Church buildings in pre-revolutionary Russia served as centers of ritual and social activity. The most active villagers united around them and played an essential role in maintaining the village's ecclesiastical infrastructure. While discussing the anti-religious politics enforced after 1917, researchers highlight its ideological component. The presence of this aspect is beyond doubt, but in the current paper we see the closure of the Orthodox churches as a part of the social politics of the new government, aimed at building «Soviet society» as opposed to the pre-Revolutionary system of social institutions. The subtraction of church buildings as a physical representation of the old order was an inseparable part of this policy. In this paper, we analyze the strategies of the local Soviet authorities aimed at closing the churches in the villages of Small Uzen’, Mironovka, Aleksashkino, and Piterka (the modern Piterka district of Saratov region). The paper’s aim is twofold: we seek to first reconstruct the chronology of events that led to the churches’ closure. Second, we aim to trace the strategies, methods, and practices used by local authorities to destroy civilecclesiastical social structures through the seizure of church buildings.

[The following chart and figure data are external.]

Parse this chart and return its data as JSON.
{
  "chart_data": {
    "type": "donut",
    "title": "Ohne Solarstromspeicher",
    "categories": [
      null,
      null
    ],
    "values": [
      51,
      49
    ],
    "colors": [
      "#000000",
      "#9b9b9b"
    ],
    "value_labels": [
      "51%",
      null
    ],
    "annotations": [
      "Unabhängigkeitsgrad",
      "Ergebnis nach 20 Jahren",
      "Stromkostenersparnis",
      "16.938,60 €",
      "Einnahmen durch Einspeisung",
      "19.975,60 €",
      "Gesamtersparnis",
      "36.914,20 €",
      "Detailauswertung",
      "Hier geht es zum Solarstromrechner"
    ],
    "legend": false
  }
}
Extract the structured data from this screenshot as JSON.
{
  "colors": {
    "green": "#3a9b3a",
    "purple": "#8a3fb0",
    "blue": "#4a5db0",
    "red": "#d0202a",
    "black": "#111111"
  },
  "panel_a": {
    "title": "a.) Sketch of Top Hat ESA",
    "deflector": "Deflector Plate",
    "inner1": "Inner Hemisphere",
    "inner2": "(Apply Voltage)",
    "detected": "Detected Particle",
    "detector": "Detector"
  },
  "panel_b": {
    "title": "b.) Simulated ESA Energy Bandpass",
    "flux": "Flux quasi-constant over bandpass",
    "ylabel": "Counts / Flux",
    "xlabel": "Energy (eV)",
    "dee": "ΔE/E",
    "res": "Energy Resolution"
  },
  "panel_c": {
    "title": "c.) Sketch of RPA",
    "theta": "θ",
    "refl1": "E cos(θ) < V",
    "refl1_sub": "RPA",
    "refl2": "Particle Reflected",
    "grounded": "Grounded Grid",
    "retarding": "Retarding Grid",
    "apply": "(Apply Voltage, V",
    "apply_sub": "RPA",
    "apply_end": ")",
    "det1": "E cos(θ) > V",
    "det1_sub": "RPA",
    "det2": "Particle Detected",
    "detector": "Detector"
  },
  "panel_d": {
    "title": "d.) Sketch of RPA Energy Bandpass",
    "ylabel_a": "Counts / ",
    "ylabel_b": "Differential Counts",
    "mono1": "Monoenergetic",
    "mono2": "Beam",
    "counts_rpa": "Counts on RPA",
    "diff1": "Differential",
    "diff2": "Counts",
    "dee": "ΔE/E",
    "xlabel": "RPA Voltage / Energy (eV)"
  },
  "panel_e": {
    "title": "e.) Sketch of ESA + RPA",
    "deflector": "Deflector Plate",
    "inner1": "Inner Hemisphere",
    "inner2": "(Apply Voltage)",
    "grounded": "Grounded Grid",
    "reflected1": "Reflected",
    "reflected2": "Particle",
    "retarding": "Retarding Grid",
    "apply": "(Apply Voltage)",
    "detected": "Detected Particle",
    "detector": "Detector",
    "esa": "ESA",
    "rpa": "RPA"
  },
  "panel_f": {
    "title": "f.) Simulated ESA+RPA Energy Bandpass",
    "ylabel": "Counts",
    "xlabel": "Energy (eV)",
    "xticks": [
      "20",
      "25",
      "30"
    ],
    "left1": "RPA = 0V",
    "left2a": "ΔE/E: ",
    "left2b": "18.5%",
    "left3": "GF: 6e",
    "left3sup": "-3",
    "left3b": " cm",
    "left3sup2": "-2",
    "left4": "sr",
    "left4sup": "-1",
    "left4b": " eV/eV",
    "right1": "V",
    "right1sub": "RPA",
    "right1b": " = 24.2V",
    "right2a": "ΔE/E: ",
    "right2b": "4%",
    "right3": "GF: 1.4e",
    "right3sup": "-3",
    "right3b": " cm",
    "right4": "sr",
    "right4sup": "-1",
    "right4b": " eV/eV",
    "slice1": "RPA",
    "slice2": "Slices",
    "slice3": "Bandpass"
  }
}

Another important aim of our study is to highlight the resistance shown by village communities and document the names and individual stories of the people connected to the ecclesiastical infrastructure. The research uses previously unknown documents from the state archives of the Samara and Saratov regions, the archive of the Administration of the Federal Security Service in the Saratov region, supplemented by villagers’ memories.